The conference started with pre-conference tutorials, where the first one was on “B2B Application Security Testing” by Tarun Banga, Sr. QE Manager, Adobe Systems . Though the topic may not convey it fully, the actual premise of discussion was Threat Modeling and Web Application Security. The first part of the session was on threat modeling and worked out well in terms of discussion of the topic in detail with a hands-on exercise. The second half could not be completed. Reasons? Probably too much content for a 3 hr tutorial or catering to a range of audience or attending to a couple of participants at the sake of majority of participants. Positives? An open-minded presenter who was not hurrying through the contents.


Second was our session on “Fuzzing – Ensuring Software Security though Automated Data Corruption” (I was joined by Senthilvel, an expert in testing AV solutions, working as Sr Project Lead at McAfee).  It wouldn’t be apt for me to comment on the quality of our session as such. We had some lessons learnt being a part of the first session. We tailored our talk as per the audience. We finished the presentation on dot with a very positive feedback (formal feedback yet to be got). Negatives? I felt a little redundancy at some points. We need to be better organized in terms of content allocation. Positives? A technical session for an audience yearning for some good technical inputs rather than discussion about what they can easily find on web.

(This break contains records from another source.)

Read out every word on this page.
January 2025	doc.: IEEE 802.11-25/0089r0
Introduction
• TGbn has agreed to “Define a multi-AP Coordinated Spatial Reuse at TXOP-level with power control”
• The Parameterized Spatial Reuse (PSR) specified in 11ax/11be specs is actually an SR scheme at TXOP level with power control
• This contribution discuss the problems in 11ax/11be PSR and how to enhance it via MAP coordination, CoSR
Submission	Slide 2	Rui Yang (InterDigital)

17 April, 2009: Conference

The topic for second day can be summarized as Web Application Security and if we consider the Panel discussion, the importance of Security Standards. It needed either a change in the theme of conference or selection of papers.

With a welcome note by  Rajesh Bharathan and keynote address by Shyamal Ghosh, the conference started on a very good note. The focus of both was every person’s alter ego on web and related security. They also addressed the nature of recent threats and the growing intent of financial gains on part of hackers.

This was followed by a series of papers, out of which the ones which I found of good quality were “Application Layer (Layer 7) attacks“, mostly because of its energetic presenter Sameer J. Ratolikar, “Application Security – Need to Change the Mindset” by Dr. Pramod Damle because of the intuitive presentation and analogies, “Techniques in Web Service Security Assessment” by Umesh Chandak for the technical quotient (although the presenter needs serious work on presentation skills) and more than all mentioned so far, “Incidents in a Web Driven World” by Arvind Doraiswamy (Paladion Networks) for a presentation most effective for a security testing conference from all angles.


The Panel Discussion was on the topic – “Significance of Security Standards for Information Security” with some of the most intelligent minds in the industry. Outcome? I am not sure about others. For me, it did not work. It was not at all an appropriate topic for security testing conference. The same set of people could have enlightened the audience on a topic relevant to security testing.

What Worked for me?

What Didn’t Work for me?

Quotable Quotes

“Probability of life is 0. Probability of death is 1. We still live for an average of 65 years, consuming viruses, worms everyday. Software systems should be like us.” – Dr. Asoke Talukder, Corporate Adviser, Saharanext

Conclusion

Overall, QSIT has done a good job in starting a 2-day theme conference focused on security testing. I look forward to a more fulfilling conference from them, with the understanding that there were some lessons learnt.